Maybe I can help out a little bit-I don't know yet. But word'll get back to Ray Craig, if it hasn't already, that you guys are talking to me. So we better get our stories straight, right?"

Timmy said, "Absolutely."

"Let's say you heard about me from Bob Bittner, over at Frankie's office-which is true-and you wanted to check in with a gay cop and tell your story to somebody who'd lend a more sympathetic ear than Ray did. That's true, too, and even more important than being true, it's plausible. Ray'll probably just say,

'Oh, they have to go and be PC What we don't need to repeat to anybody at this point is all that interesting stuff you told me about this Jim Suter, and the quilt panel, and Betty Krumfutz. Let's keep all that amongst ourselves for now. If there is somebody in the department who is criminally involved, we don't want it to get back, okay?"

We both said no, we didn't want that.

"See, the thing of it is," Dolan went on coolly, "I made a couple of calls before I met you at the bagel shop, and early this morning Craig came up with two witnesses to your friend getting shot. A man and a woman were sitting in a parked car- sharing a joint, it sounds like-about forty yards down E Street. And they saw the whole thing: Sudbury come out his door and walk to his car, a white Honda with Maryland plates roll down the street, stop beside him, and then gunfire. Then the car- which probably was a white Honda stolen earlier in the evening in Kensington-proceeded at a high rate of speed down E Street and turned left at First. The witnesses got a quick look at the driver-who was probably the shooter-and at his front-seat passenger. Both of them, the witnesses said, looked Latino, they thought. Central American, Indian-looking, not Spanish. What the witnesses actually said was, the perpetrators looked Mexican."

Timmy shook his head in amazement. "This is all for real."

I asked Dolan, "If I can locate and talk to Jim Suter and get his story, can you help me find a way to protect him?"

Grimly she said, "Look, this whole episode has drug-operation turf war written all over it. If that's what Jim Suter is involved in, maybe nobody can protect him and you will want to do one thing and one thing only, and that is, stand way clear. You mean this didn't occur to you, Donald? Mexico is now a key transit point for South American narcotics entering the United States. Mexican officials, police agencies, often the narcs themselves, want a piece of this billion-dollar pie. It's a poor country where a lot of people just go ahead and grab what they can. You didn't consider that that might be the source of Jim Suter's troubles?"

"It occurred to me," I said. "But what's a former Republican congresswoman from Central Pennsylvania got to do with it? That part of it makes no sense."

"I guess that's a question you'll have to ask Jim Suter."

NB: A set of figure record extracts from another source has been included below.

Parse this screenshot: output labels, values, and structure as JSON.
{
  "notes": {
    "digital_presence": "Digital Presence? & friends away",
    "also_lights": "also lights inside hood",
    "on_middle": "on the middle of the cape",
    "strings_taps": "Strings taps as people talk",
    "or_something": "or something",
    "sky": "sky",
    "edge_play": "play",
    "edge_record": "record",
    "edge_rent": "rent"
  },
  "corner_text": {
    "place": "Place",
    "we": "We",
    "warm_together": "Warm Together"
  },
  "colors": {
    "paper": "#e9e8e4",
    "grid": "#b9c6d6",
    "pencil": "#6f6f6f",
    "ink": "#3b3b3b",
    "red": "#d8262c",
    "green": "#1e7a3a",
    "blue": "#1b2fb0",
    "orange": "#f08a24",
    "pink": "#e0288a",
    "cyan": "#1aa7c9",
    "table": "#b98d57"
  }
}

"Will you help me investigate?" I said. "I'd like to do what I can to bring in the people who shot Maynard, and to do it without hurting Jim Suter, if that's possible. That's the way Maynard would want me to do it, I think-not that he has any real idea of what Suter's involvement is. The one thing that's certain in all this is that Maynard had no known connection to whatever is going on here, and he does not deserve to be lying shot up in a hospital bed struggling to stay alive."

"Yeah, that's usually the way it goes," Dolan said. "No, I won't help you investigate the case. I haven't been assigned to it, and I won't be, and I've got another six or eight dozen cases open at the moment. What I will do is: I'll keep you up to speed on the department's progress on the case as well as I can without actually doing anything that might jeopardize my job. I'll also try to find out who else in the department is keeping close track of the case, and why.

That should help out."

Timmy said, "What if you find out a lot of people in the department, especially higher-ups, are keeping close tabs on the case?"

Dolan shrugged. "What if I do?"

"But wouldn't that be significant?" Timmy was pale and looked a little woozy.

"I guess it would be," Dolan said, and caught my eye. She seemed to be thinking what I was thinking, that maybe it was time for Timmy to head back to Albany.